Let me just throw out an idea here. What if ACRL offered a version of early admissions for the conference. That is, you could submit a poster session proposal that would be given priority consideration, and by doing so you would agree not to submit the same proposal as a contributed paper. That would probably reduce the number of paper proposals and perhaps increase the quality of what is contributed because only those who felt they had a very strong shot would be likely to submit while those less certain of their chances would go for the more sure thing – the poster session. But does that then relegate the poster to lower status. Well, I think it already is lower status at our conference because the general deal is that many rejected papers become the posters. The only way we could boost the status of the poster session would be to reduce the number accepted. If there were only 50 slots for posters instead of 150, the acceptance rate would be far lower and it would be considered more on par with getting a paper accepted. Without data I can’t say for sure, but perhaps that is the case with science conferences.

So what will it be? A contributed paper or a poster session? Personally, I prefer the panel session. I think it offer a nice balance between the paper and the poster in terms of prestige, pressure, difficulty (not so much if you choose the right people) and fun. Whichever option you choose, good luck with your proposal.

4 thoughts on “Paper Or Poster Session At ACRL: Making The Choice”

  1. The whole scarcity and status thing is an intriguing algorithm in an era when scarcity is artificially constructed. Another number to plug into the formula: how many people are proposing because they get either more travel support or they get a needed line on a CV or both?

    Maybe this is why I like the unconference idea. More like a fleamarket, less like a peculiarly complex derivatives market that drives value up without necessarily producing tangible goods.
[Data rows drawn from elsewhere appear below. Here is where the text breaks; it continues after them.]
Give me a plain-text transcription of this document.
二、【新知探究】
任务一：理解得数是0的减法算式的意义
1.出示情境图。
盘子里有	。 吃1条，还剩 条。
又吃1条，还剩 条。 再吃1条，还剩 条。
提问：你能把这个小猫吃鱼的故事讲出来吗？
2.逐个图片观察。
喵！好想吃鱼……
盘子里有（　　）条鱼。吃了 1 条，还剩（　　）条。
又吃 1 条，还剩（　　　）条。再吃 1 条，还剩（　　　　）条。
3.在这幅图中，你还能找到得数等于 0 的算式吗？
    I’ve been involved enough in peer review that I respect the screening process. I just wish that the major motivator to conduct research was genuine curiosity.

    What would it look like if we measured intellectual productivity differently: “give us your five best ideas tested by some form of peer review” instead of “produce as much published research as possible in the most prestigious journals (as defined by how little of what’s sent to them gets published) .” It would sure be easier on my library’s budget, not to mention the lives of the scholars I work with.

  2. This is an interesting post! I’ve been a librarian for almost three years now and have presented numerous poster sessions at different conferences, including ARCL when it was in Seattle. In the beginning, I was vaguely aware that poster sessions carried more weight on a resume.

    Recently, I’ve actually gone out of my way to put together poster sessions instead of papers. I feel that the poster sessions give me so much more time to talk to my colleagues about projects and it is easier to have a conversation which many people came be a part of, instead of the single-opportunity Q&A a paper sessions. Overall, I just find the poster sessions more enjoyable, but realize that some research is better presented in paper format. You’ve certainly given me something to think about!

  3. Submit a poster, enjoy your time, and then spend the next year submitting the research as an article to one journal at a time, since that is the ultimate in prestige and credibility. If you can’t turn it into an article. This is just one of the many reasons why posters at science conferences aren’t looked down on–that and the fact that the graphs display really well on posters. If you, too, have quantifiable, graphable research, then remember what the S in your degree stands for and submit a poster presentation with pride. And no, I don’t know if graphable is really a word :).

  4. Those working at tenure track institutions need less than 2 seconds to think about this one as well. It’s the paper.

    While the culture is changing – slooowwwly – in many (most?) institutions a poster carries less weight during a faculty review than a paper appearing in the proceedings.

    I think this is in part because there is still a big focus on the medium over the message. Plus, it’s easier to do a citation analysis on a paper than it is to figure out a metric to uncover the impact of a poster.